Ye Renchuan, Qian Yuqiang, Huang Xinming
Department of Electronic Information Engineering, School of Ocean Engineering, Jiangsu University of Science and Technology, Zhenjiang 212003, China.
Sensors (Basel). 2024 Sep 11;24(18):5893. doi: 10.3390/s24185893.
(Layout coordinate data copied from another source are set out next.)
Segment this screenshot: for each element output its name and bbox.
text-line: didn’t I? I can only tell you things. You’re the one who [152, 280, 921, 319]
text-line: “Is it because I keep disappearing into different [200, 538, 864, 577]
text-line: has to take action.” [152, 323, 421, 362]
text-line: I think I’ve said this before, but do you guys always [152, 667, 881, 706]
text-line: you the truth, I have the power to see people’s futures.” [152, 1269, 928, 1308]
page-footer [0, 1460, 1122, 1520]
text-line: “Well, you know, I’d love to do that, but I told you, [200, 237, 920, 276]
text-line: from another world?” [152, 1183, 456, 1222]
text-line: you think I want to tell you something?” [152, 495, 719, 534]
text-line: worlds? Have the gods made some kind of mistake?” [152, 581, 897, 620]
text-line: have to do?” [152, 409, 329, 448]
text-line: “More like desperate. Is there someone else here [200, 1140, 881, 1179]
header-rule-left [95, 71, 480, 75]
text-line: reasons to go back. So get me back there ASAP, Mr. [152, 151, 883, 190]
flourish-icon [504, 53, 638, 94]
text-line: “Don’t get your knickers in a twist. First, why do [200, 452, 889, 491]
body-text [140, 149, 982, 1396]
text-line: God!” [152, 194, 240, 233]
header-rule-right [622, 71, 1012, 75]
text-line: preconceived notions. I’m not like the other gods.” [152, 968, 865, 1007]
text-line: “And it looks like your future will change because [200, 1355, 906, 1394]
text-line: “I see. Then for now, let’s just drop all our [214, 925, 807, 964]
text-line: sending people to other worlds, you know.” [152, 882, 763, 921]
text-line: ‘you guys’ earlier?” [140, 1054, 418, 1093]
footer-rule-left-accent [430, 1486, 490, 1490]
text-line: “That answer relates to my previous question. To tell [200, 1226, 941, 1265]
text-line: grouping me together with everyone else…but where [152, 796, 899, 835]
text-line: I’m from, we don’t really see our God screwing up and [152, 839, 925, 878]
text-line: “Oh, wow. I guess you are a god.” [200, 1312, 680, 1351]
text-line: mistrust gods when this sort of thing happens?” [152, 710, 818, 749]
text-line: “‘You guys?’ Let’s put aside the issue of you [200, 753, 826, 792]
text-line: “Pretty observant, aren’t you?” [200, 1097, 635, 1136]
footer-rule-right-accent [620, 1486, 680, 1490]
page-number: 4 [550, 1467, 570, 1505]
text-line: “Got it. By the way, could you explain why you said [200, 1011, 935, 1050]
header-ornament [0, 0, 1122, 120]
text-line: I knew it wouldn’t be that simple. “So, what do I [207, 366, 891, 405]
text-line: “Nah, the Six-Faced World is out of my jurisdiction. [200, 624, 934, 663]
Recently, transformers have demonstrated notable improvements in natural advanced visual tasks. In the field of computer vision, transformer networks are beginning to supplant conventional convolutional neural networks (CNNs) due to their global receptive field and adaptability. Although transformers excel in capturing global features, they lag behind CNNs in handling fine local features, especially when dealing with underwater images containing complex and delicate structures. In order to tackle this challenge, we propose a refined transformer model by improving the feature blocks (dilated transformer block) to more accurately compute attention weights, enhancing the capture of both local and global features. Subsequently, a self-supervised method (a local and global blind-patch network) is embedded in the bottleneck layer, which can aggregate local and global information to enhance detail recovery and improve texture restoration quality. Additionally, we introduce a multi-scale convolutional block attention module (MSCBAM) to connect encoder and decoder features; this module enhances the feature representation of color channels, aiding in the restoration of color information in images. We plan to deploy this deep learning model onto the sensors of underwater robots for real-world underwater image-processing and ocean exploration tasks. Our model is named the refined transformer combined with convolutional block attention module (RT-CBAM). This study compares two traditional methods and six deep learning methods, and our approach achieved the best results in terms of detail processing and color restoration.
最近,变压器在自然高级视觉任务中展现出显著的改进。在计算机视觉领域,变压器网络因其全局感受野和适应性,开始取代传统的卷积神经网络(CNN)。尽管变压器在捕捉全局特征方面表现出色,但在处理精细的局部特征时却落后于CNN,尤其是在处理包含复杂精细结构的水下图像时。为了应对这一挑战,我们通过改进特征块(扩张变压器块)提出了一种改进的变压器模型,以更准确地计算注意力权重,增强对局部和全局特征的捕捉。随后,一种自监督方法(局部和全局盲补丁网络)被嵌入到瓶颈层,它可以聚合局部和全局信息,以增强细节恢复并提高纹理恢复质量。此外,我们引入了多尺度卷积块注意力模块(MSCBAM)来连接编码器和解码器特征;该模块增强了颜色通道的特征表示,有助于恢复图像中的颜色信息。我们计划将这个深度学习模型部署到水下机器人的传感器上,用于实际的水下图像处理和海洋探索任务。我们的模型被命名为结合卷积块注意力模块的改进变压器(RT-CBAM)。本研究比较了两种传统方法和六种深度学习方法,我们的方法在细节处理和颜色恢复方面取得了最佳结果。